Lanas A
Servicio de Aparato Digestivo, Hospital Clínico Universitario, Zaragoza.
Med Clin (Barc). 2000;114 Suppl 3:46-53.
Nonsteroidal anti-inflammatory drugs induce gastrointestinal side effects. In this study we have analyzed the economic impact of these side effects on the National Health System.
Costs were calculated based on actual data obtained from a General Hospital attending a population of 256,000 people with similar demographic distribution to the country 39 million people. The number of prescriptions of NSAID issued in the area during a 12 month period (1998), the attributable risks obtained from different epidemiological studies of this area and the rate and type of co-prescribing of gastroprotective agents were obtained from different local and national surveys and specialized agencies. Costs of complication and dyspepsia treatments were obtained from actual cost charged by the Spanish National Institute of Health. Sensitivity analyses were also performed to estimate maximal and minimum costs.

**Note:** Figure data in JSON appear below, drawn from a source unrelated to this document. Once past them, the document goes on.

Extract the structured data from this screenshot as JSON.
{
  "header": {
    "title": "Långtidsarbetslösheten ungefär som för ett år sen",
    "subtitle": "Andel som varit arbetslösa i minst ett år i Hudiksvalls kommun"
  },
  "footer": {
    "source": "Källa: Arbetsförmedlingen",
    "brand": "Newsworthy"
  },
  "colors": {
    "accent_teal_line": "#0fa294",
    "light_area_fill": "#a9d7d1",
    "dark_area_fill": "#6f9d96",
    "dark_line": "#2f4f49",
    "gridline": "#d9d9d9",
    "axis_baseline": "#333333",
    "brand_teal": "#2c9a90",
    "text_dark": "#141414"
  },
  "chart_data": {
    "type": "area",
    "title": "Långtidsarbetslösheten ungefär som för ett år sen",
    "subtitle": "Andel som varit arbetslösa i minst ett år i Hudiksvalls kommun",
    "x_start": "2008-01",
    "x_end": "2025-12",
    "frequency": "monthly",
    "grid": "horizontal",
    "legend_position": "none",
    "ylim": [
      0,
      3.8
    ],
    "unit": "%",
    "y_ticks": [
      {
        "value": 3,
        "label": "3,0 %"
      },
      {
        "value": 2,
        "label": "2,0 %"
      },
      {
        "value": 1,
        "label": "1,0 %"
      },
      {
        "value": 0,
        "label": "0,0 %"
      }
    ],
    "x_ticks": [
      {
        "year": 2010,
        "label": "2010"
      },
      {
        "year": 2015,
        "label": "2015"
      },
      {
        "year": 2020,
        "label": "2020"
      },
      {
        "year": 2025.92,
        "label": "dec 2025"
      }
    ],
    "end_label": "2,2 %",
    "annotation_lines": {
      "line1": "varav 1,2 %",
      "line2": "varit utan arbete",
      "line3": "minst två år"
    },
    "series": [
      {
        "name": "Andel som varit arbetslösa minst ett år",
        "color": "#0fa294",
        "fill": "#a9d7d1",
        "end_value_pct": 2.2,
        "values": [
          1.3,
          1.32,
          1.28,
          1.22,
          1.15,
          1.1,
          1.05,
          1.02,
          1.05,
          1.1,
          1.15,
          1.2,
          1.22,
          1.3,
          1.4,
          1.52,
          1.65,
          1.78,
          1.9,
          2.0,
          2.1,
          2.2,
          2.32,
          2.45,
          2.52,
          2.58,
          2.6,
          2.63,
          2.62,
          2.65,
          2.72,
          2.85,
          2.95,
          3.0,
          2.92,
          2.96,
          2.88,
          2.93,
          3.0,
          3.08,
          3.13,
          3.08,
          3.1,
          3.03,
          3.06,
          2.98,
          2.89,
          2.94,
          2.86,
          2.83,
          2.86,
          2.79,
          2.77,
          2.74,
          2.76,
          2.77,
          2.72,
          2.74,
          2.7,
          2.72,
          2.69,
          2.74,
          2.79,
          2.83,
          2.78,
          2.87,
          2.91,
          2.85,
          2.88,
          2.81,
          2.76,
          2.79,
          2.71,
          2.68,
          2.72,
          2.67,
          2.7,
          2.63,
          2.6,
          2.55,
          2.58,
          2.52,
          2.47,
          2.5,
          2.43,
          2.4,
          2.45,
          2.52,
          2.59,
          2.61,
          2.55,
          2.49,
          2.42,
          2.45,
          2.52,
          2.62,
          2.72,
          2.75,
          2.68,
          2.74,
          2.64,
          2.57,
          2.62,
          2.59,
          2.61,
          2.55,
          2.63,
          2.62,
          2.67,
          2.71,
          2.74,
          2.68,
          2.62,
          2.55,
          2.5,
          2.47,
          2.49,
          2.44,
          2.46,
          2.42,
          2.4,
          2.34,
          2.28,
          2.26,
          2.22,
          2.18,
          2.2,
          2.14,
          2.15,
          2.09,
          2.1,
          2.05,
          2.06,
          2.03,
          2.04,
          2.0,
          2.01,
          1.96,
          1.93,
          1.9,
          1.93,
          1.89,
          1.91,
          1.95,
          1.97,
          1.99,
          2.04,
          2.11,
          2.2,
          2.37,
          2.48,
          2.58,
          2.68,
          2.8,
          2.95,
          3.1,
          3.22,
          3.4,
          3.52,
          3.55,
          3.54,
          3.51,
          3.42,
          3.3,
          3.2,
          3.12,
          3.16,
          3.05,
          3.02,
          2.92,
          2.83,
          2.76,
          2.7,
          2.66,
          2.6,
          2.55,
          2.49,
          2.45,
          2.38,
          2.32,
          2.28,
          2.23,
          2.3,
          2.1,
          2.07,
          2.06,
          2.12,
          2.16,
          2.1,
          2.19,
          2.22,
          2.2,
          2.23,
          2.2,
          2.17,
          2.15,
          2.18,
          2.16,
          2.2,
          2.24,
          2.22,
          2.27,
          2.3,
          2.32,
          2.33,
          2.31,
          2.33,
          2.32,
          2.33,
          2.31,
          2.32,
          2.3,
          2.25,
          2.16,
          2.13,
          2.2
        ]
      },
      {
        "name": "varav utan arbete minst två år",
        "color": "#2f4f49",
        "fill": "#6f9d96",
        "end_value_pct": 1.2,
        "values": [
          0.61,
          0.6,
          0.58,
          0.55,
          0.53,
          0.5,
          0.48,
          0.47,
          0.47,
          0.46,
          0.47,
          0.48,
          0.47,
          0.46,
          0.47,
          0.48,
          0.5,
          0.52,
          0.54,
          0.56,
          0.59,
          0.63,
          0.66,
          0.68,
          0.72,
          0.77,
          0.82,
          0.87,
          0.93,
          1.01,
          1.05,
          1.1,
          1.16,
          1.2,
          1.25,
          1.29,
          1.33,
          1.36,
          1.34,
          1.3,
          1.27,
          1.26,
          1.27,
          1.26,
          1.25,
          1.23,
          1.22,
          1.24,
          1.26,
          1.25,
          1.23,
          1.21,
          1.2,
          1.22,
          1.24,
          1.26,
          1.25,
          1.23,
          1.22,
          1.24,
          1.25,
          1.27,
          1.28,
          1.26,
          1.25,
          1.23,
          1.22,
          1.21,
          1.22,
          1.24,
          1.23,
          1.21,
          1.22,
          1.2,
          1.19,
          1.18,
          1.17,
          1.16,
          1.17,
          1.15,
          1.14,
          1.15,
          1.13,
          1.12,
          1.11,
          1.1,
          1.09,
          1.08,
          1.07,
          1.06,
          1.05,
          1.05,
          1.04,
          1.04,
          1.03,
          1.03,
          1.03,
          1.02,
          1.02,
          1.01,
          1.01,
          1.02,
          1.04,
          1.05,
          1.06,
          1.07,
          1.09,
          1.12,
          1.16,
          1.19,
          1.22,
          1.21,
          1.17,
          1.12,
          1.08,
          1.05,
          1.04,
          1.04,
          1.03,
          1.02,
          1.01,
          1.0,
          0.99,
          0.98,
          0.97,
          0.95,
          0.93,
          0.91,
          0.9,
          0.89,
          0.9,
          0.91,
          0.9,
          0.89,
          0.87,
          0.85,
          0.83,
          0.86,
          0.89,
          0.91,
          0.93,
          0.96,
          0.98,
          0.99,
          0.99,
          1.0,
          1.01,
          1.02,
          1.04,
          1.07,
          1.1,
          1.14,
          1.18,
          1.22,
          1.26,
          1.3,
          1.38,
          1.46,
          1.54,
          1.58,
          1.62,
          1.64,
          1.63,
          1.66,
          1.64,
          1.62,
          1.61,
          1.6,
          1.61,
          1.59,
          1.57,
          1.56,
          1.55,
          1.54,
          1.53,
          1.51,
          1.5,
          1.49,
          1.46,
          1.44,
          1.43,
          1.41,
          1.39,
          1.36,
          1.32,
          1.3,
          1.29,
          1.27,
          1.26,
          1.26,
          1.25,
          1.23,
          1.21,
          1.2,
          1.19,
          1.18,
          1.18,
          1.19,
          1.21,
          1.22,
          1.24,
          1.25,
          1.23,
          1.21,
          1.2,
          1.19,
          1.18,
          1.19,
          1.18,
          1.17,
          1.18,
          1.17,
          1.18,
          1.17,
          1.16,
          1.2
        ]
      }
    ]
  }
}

Costs per 100,000 people/year were: a) hospitalization = 24,100,983 pesetas; b) gastroprotective agents = 81,759,255 pesetas; c) management of dyspepsia = 31,527,895 pesetas. Estimates showed that global costs per 100,000 people/year were nor higher than 31,353 million and nor lower than 71,312 million pesetas. It was also estimated that gastroprotective therapy was inadequately prescribed in 80% of cases (25,720 million pesetas), and that 8,312 million pesetas per 100,000 patient/year of the global cost was due to OTC NSAID use. Globally, GI side effects increased 86% the actual cost of NSAID in 1998. Almost half of that increase was due to inadequate prescription of gastroprotective therapy and only 5.4% of that was due to OTC NSAID use.
Gastrointestinal side effects due to NSAID use have an enormous economic impact on the National Health System. Any new therapeutic strategy in the management of rheumatic conditions which decrease the rate of complications and the need of coprescription of gastroprotective agents will decrease these costs.
非甾体抗炎药会引发胃肠道副作用。在本研究中,我们分析了这些副作用对国家卫生系统的经济影响。
成本是根据从一家综合医院获取的实际数据计算得出的,该医院服务于25.6万人口,其人口统计学分布与该国3900万人口相似。从不同的地方和国家调查以及专业机构获取了该地区在12个月期间(1998年)开具的非甾体抗炎药处方数量、该地区不同流行病学研究得出的归因风险以及胃保护剂的联合处方率和类型。并发症和消化不良治疗的成本来自西班牙国家卫生研究所收取的实际费用。还进行了敏感性分析以估计最高和最低成本。
每10万人/年的成本为:a)住院治疗 = 24100983比塞塔;b)胃保护剂 = 81759255比塞塔;c)消化不良管理 = 31527895比塞塔。估计显示,每10万人/年的全球成本不高于313.53亿比塞塔,也不低于713.12亿比塞塔。还估计在80%的病例中(257.2亿比塞塔)胃保护疗法的处方不充分,并且每10万患者/年的全球成本中有83.12亿比塞塔归因于非处方非甾体抗炎药的使用。总体而言,1998年胃肠道副作用使非甾体抗炎药的实际成本增加了86%。几乎一半的增加归因于胃保护疗法的处方不充分,而只有5.4%归因于非处方非甾体抗炎药的使用。
非甾体抗炎药使用引起的胃肠道副作用对国家卫生系统具有巨大的经济影响。任何降低并发症发生率和减少胃保护剂联合处方需求的风湿性疾病管理新治疗策略都将降低这些成本。